Picture this: it’s 30 degrees outside, but with the windchill it’s probably closer to 20 degrees. It’s 7:45AM and you have to have the kids at school and therapy by 8:30. Your children are NOT cooperating … and why should they? Who really wants to put on that huge uncomfortable coat and hat just to take it off 20 minutes later? But, you have to get them in the car and on the road NOW if you want to make it on time. So what do you do? Johnny is throwing a fit about his coat and Sarah just poured milk everywhere. We can’t help with the milk (but maybe get a paper towel?) but we do have some tips to help when little Johnny is having some sensory issues with his winter clothing.
Motivators: This is huge for us in ABA Therapy. If you want your child to do something they don’t want to do it typically helps to give them something to work for. Tell them that if they put on their coat you will let them play with their iPad on the way to therapy. If your child is motivated by food or drinks, offer them apple juice or animal crackers. You know your child best, so be sure to pick something they will actually like that also is fitting for the task at hand. Another idea is to let them pick out their brand new winter coat. If they like it, they are more inclined to want to wear it. Let them try it on at the store and find something that won’t irritate them if they are uncomfortable with different textures.
Social Stories & Visual Schedules: At PediaPlex, we use these a lot! But that’s because they are so helpful. You can create a story for anything- even for something like putting on your winter clothes. It really helps your child to prepare when they know what to expect next in their routine. You can even try doing these stories a few weeks/months in advance before the crazy cold weather hits. This way they have practice with their winter clothes and aren’t in for as much of a shock when the cold weather shows up.

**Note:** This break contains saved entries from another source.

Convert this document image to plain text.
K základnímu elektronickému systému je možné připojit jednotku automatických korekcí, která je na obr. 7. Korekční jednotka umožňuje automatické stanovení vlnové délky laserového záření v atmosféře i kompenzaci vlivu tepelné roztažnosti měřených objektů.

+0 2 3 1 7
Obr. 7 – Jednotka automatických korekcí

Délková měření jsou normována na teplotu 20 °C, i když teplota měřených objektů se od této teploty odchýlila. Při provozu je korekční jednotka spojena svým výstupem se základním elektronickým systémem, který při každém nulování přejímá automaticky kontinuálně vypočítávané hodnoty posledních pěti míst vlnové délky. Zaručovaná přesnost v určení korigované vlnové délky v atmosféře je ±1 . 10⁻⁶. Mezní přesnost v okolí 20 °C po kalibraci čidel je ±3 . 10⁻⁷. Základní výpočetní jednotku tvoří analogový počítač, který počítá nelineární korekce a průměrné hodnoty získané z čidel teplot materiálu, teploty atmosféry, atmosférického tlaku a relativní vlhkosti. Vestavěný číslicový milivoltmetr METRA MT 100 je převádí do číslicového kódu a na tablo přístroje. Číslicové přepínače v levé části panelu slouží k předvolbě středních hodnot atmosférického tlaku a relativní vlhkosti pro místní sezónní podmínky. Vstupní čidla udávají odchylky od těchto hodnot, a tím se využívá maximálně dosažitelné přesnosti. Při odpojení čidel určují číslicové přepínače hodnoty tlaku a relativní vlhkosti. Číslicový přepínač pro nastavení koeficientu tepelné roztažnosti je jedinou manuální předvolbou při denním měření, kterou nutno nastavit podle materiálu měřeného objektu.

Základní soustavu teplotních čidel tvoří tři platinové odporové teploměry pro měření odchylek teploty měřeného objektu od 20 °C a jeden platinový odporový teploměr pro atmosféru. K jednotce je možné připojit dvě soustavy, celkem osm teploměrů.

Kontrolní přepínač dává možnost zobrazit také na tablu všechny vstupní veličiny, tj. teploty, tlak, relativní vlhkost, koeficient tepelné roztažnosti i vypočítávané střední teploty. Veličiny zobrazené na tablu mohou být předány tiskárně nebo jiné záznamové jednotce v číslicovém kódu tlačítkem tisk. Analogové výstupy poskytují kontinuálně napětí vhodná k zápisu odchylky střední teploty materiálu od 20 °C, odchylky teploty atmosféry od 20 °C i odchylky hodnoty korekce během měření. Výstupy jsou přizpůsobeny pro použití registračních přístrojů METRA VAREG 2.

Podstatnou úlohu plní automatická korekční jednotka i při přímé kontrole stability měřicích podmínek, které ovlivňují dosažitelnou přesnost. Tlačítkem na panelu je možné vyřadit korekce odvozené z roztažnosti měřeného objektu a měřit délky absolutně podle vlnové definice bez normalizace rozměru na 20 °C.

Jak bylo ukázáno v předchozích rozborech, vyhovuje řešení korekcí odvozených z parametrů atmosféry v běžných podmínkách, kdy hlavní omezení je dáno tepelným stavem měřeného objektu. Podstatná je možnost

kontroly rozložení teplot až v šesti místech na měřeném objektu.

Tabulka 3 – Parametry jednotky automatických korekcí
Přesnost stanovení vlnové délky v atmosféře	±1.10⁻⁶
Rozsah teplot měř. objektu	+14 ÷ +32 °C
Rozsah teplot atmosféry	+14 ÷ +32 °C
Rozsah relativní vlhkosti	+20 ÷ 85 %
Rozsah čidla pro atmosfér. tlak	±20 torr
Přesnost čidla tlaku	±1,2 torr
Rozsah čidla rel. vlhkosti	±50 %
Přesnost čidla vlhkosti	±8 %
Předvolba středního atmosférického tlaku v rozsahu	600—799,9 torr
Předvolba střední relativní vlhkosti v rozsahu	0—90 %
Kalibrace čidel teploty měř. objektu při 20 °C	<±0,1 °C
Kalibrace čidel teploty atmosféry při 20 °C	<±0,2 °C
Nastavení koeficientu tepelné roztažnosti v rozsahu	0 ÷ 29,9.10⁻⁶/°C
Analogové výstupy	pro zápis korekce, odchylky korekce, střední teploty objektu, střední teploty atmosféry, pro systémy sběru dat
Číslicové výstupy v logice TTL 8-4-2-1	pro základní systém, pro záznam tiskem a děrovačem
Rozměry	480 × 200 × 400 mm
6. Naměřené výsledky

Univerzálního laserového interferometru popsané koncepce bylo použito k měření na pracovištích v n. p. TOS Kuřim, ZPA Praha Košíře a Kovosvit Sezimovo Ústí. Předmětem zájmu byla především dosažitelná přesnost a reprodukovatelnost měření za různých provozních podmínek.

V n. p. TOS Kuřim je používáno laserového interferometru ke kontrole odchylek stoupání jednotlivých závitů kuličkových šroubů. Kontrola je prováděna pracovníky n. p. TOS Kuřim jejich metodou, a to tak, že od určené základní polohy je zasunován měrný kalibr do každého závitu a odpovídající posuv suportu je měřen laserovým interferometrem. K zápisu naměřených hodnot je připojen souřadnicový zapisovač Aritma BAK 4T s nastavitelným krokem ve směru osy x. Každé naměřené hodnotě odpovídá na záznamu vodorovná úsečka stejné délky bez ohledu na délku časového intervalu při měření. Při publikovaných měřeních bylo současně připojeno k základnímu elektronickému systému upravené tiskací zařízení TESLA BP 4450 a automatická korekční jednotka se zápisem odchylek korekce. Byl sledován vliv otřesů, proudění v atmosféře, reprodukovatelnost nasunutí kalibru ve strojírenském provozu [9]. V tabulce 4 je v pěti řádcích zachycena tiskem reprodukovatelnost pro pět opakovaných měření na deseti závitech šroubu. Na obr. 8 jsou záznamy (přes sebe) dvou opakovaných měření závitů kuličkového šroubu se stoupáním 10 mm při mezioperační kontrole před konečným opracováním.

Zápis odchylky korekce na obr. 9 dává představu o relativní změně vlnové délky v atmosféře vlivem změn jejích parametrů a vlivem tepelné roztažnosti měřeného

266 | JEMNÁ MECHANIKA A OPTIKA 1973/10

This or That: We love this one because no matter what, they will do something you want them to do! Provide your child with two options that you are OK with and then let them pick. Your child still feels like they had a say in the matter, but you also got what you wanted as well. An example of this is: “You can either wear your big coat or you can add on an additional sweater with a lighter jacket over it.” This can work for just about anything – so hold on to this idea for later!
So while we don’t have a ton of snow and freezing temperatures in Texas, we do still have the cold temperatures that require our winter coats. Keep these tips in mind when those cold days hit you by surprise. These tips can also work great on many other day-to-day activities around the house! Be sure to ask your therapist for advice if you need additional help during the winter months transitions.